The word that brings on this question is während. Well that’s an easy one many of you might be thinking, it’s a subordinating conjunction (see post on subordinating conjunctions). As some of you just read that you might have been thinking, but in a previous blog post it said that it’s a genitive preposition. And here begins the confusion, but it’s also where we find the answer. In German and in English for that matter, you need to always be aware of how a word is being used. What is it’s grammatical function. Where nouns may have different meanings (suggesting a variety of different objects) many other words like pronouns and conjunctions can have different uses or states – conjunction and adverb for instance.

Let’s look at the words während and damit, as these have both appeared in previous Blog posts.


Prepositional Meaning:

  • At the same time as (zur gleichen Zeit wie)
    • during


  • Während des Festes haben wir uns gestritten. (During the party, we had a fight.)

Subordinating Conjunctional Meaning:

1. Temporal

  • At the time, when (in der Zeit, als)
    • while


Während wir auf dem Fest waren, haben wir uns gestritten. (While we were at the party, we had a fight.)

2. Adversative

  • expresses the opposite case (drückt einen Gegensatz aus)
    • whereas (wohingegen)


Während die meisten noch auf der Suche nach Geschenken sind, habe ich bereits alle gekauft. (Whereas most are still looking for gifts, I’ve already bought everything.)

So let’s look back at these two cases.

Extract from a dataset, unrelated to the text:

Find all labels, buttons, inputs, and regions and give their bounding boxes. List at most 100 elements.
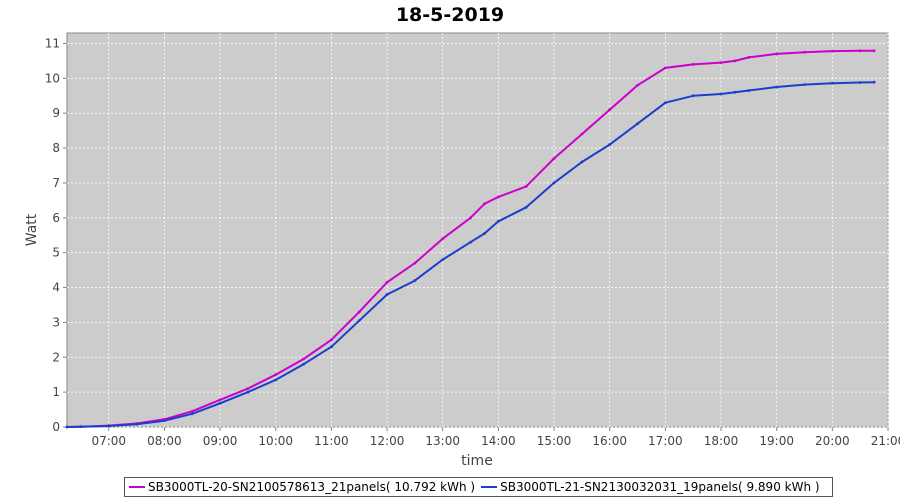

When we use während as a preposition it demands the genitive case. The noun that comes after während expresses the idea of something that lasts over a period of time like: a party (eines Festes), a war (eines Kriegs), a day (eines Tages), a week (einer Woche), my childhood (meiner Kindheit) [Note I’ve put the German translations in the genitive already]

As a subordinating conjunction though it introduces a clause describing an instance. You need to have a subject and a verb being somewhere or doing something.

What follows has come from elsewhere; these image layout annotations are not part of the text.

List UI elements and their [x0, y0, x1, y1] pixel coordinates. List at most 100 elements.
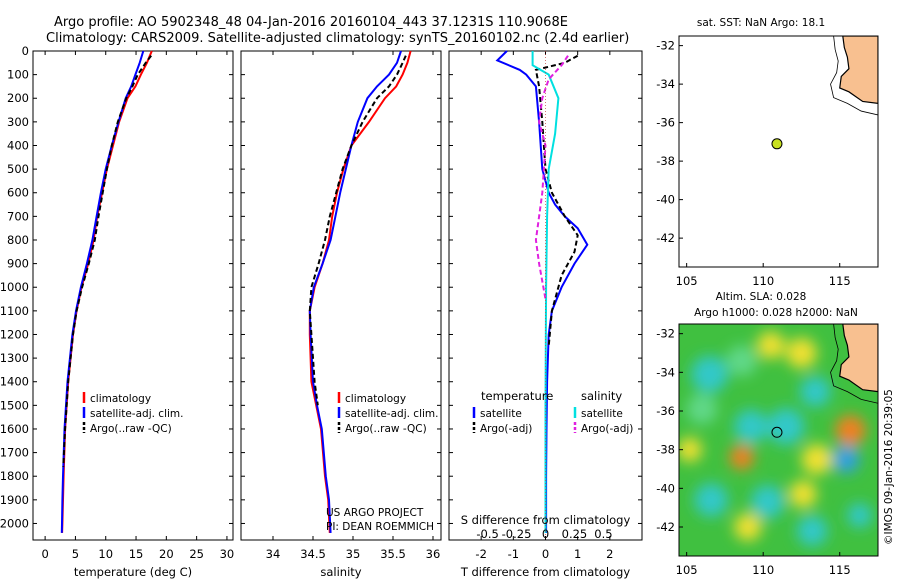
y-tick-label: -34 [656, 365, 675, 379]
heatmap-cell [729, 445, 755, 470]
x-tick-label: 34 [266, 547, 281, 561]
y-tick-label: 0 [22, 44, 29, 58]
y-tick-label: 1300 [0, 351, 29, 365]
x-tick-label: 0 [542, 547, 549, 561]
x-axis-label: temperature (deg C) [74, 565, 192, 579]
x-axis-label: T difference from climatology [460, 565, 631, 579]
y-tick-label: -32 [656, 39, 675, 53]
plot-frame [240, 50, 442, 541]
sst-map-title: sat. SST: NaN Argo: 18.1 [697, 17, 825, 29]
y-tick-label: -42 [656, 231, 675, 245]
sla-map-title-1: Altim. SLA: 0.028 [716, 291, 807, 303]
heatmap-cell [796, 515, 828, 547]
legend-label: climatology [345, 393, 406, 405]
y-tick-label: 1600 [0, 422, 29, 436]
y-tick-label: -32 [656, 327, 675, 341]
heatmap-cell [789, 480, 817, 508]
legend-label: Argo(-adj) [480, 423, 532, 435]
y-tick-label: 2000 [0, 516, 29, 530]
legend-label: climatology [90, 393, 151, 405]
y-tick-label: 400 [7, 138, 29, 152]
y-tick-label: 1700 [0, 446, 29, 460]
heatmap-blobs [679, 331, 872, 547]
y-tick-label: 1900 [0, 493, 29, 507]
shelf-contour [830, 36, 878, 116]
x-tick-label: 34.5 [300, 547, 326, 561]
y-tick-label: 500 [7, 162, 29, 176]
x-tick-label-S: -0.25 [502, 527, 532, 541]
legend-label: Argo(-adj) [581, 423, 633, 435]
x-axis-label-top: S difference from climatology [461, 513, 631, 527]
series-line-2 [531, 51, 560, 533]
x-tick-label: 110 [752, 563, 774, 577]
sla-map-panel: Altim. SLA: 0.028 Argo h1000: 0.028 h2000… [656, 291, 895, 577]
land [839, 324, 878, 393]
x-tick-label-S: 0.25 [562, 527, 588, 541]
y-tick-label: 700 [7, 209, 29, 223]
y-tick-label: -42 [656, 520, 675, 534]
legend-label: Argo(..raw -QC) [90, 423, 172, 435]
legend-label: satellite-adj. clim. [90, 408, 183, 420]
heatmap-cell [832, 445, 860, 474]
y-tick-label: -36 [656, 404, 675, 418]
annotation-pi: PI: DEAN ROEMMICH [326, 521, 434, 533]
heatmap-cell [801, 444, 833, 475]
heatmap-cell [835, 415, 866, 446]
header-line-1: Argo profile: AO 5902348_48 04-Jan-2016 … [54, 15, 568, 30]
y-tick-label: 1500 [0, 398, 29, 412]
heatmap-cell [847, 503, 872, 528]
legend-label: satellite [480, 408, 522, 420]
series-line-3 [534, 55, 569, 300]
series-line-2 [62, 55, 152, 467]
sst-map-panel: sat. SST: NaN Argo: 18.1 105 110 115 -32 -34 -… [656, 17, 879, 288]
y-tick-label: -36 [656, 116, 675, 130]
heatmap-cell [726, 345, 758, 377]
heatmap-cell [734, 409, 768, 444]
heatmap-cell [767, 408, 805, 445]
x-tick-label: 20 [159, 547, 174, 561]
x-tick-label: 105 [676, 563, 698, 577]
y-tick-label: -38 [656, 154, 675, 168]
x-tick-label: 1 [574, 547, 581, 561]
y-tick-label: 800 [7, 233, 29, 247]
x-tick-label-S: 0.5 [594, 527, 612, 541]
legend-label: Argo(..raw -QC) [345, 423, 427, 435]
heatmap-cell [686, 393, 718, 425]
y-tick-label: 1100 [0, 304, 29, 318]
y-tick-label: 1400 [0, 375, 29, 389]
y-tick-label: 1000 [0, 280, 29, 294]
argo-position-marker [771, 138, 783, 150]
imos-stamp: ©IMOS 09-Jan-2016 20:39:05 [883, 389, 895, 545]
y-tick-label: 200 [7, 91, 29, 105]
x-tick-label: 5 [72, 547, 79, 561]
x-tick-label: 105 [676, 274, 698, 288]
heatmap-cell [679, 437, 702, 462]
legend-header-temperature: temperature [481, 389, 553, 403]
heatmap-cell [691, 355, 728, 393]
header-line-2: Climatology: CARS2009. Satellite-adjuste… [46, 31, 629, 46]
x-tick-label: 115 [829, 563, 851, 577]
plot-frame [32, 50, 234, 541]
heatmap-cell [786, 337, 817, 369]
series-line-1 [534, 54, 579, 347]
y-tick-label: -34 [656, 77, 675, 91]
y-tick-label: -40 [656, 193, 675, 207]
x-tick-label: 110 [752, 274, 774, 288]
heatmap-cell [757, 331, 785, 360]
x-tick-label: 115 [829, 274, 851, 288]
x-tick-label-S: 0 [542, 527, 549, 541]
y-tick-label: 100 [7, 68, 29, 82]
heatmap-cell [799, 376, 831, 407]
heatmap-cell [734, 513, 762, 541]
salinity-panel: 34 34.5 35 35.5 36 salinity climatology satelli… [240, 50, 442, 579]
x-tick-label: 25 [189, 547, 204, 561]
x-tick-label: 0 [41, 547, 48, 561]
y-tick-label: 600 [7, 186, 29, 200]
y-tick-label: 900 [7, 257, 29, 271]
y-tick-label: -38 [656, 443, 675, 457]
x-tick-label: 10 [98, 547, 113, 561]
y-tick-label: 1800 [0, 469, 29, 483]
legend-header-salinity: salinity [581, 389, 622, 403]
legend-label: satellite [581, 408, 623, 420]
map-frame [678, 323, 879, 557]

Just to make this really clear:

PrepositoinSubordinating Conjunction
Während des Festes + VERBWährend wir auf dem Fest waren, + VERB
During the partyWhile we were at the party

They express the same idea, but differently. Think of these as powerful tools that allow you to be much more expressive in German.

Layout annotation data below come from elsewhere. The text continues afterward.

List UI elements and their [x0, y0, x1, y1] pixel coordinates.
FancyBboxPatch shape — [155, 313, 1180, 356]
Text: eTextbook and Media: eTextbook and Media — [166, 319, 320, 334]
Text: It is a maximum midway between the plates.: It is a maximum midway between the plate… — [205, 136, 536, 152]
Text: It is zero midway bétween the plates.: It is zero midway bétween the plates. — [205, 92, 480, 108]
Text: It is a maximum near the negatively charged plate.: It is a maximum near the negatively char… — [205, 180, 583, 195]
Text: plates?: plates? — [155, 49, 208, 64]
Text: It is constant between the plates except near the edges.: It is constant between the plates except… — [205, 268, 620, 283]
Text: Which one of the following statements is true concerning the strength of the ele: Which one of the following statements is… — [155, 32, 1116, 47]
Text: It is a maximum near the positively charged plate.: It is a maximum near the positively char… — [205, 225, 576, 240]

Subordinating Conjunctional Meaning:

  • a conjunction for justifying the setting of a goal: … with the goal that … (Konjunktion zur Begründung der Zielsetzung: … mit dem Ziel, dass …)
    • in oder to


Es wurden Vorräte angelegt, damit es in Notzeiten nicht mangelt. (Provisions were set aside so that there would be enough in times of need.)

Adverb Meaning:

1. demonstrative or relative reference to a means/tool/object in both its literal and figurative sense (demonstrativer oder relativer Verweis auf ein Mittel, ein Werkzeug im eigentlichen und uneigentlichen Sinn)

    • with it / with that


Der Mann nahm den Hammer und trieb damit den Nagel in das Holz. (The man took the hammer and drove the nail in to the wood with it.)

2. temporal, demonstrative or relative reference to a circumstance or objects (temporal, demonstrativer oder relativer Verweis auf Zustände oder Sachen)

    • with it / with that


Der Räuber sah das Geld und rief: „Her damit!“ (The robber saw the money, and yelled: “Give it here!”)

Im letzten Akt des Theaterstücks starb der Protagonist; damit endete auch das Stück. (In the last act of the play the protagonist died and with that the play ended.)

With damit the two uses are not linked like with während, so be careful. Remember that as an adverb damit is a da-compound (so almost two words fused together, whereas damit as a subordinating conjunction is a complete word on its own.)

I hope this post clears up the different grammatical uses that während and damit can demand and the subsequent grammatical structures that they demand.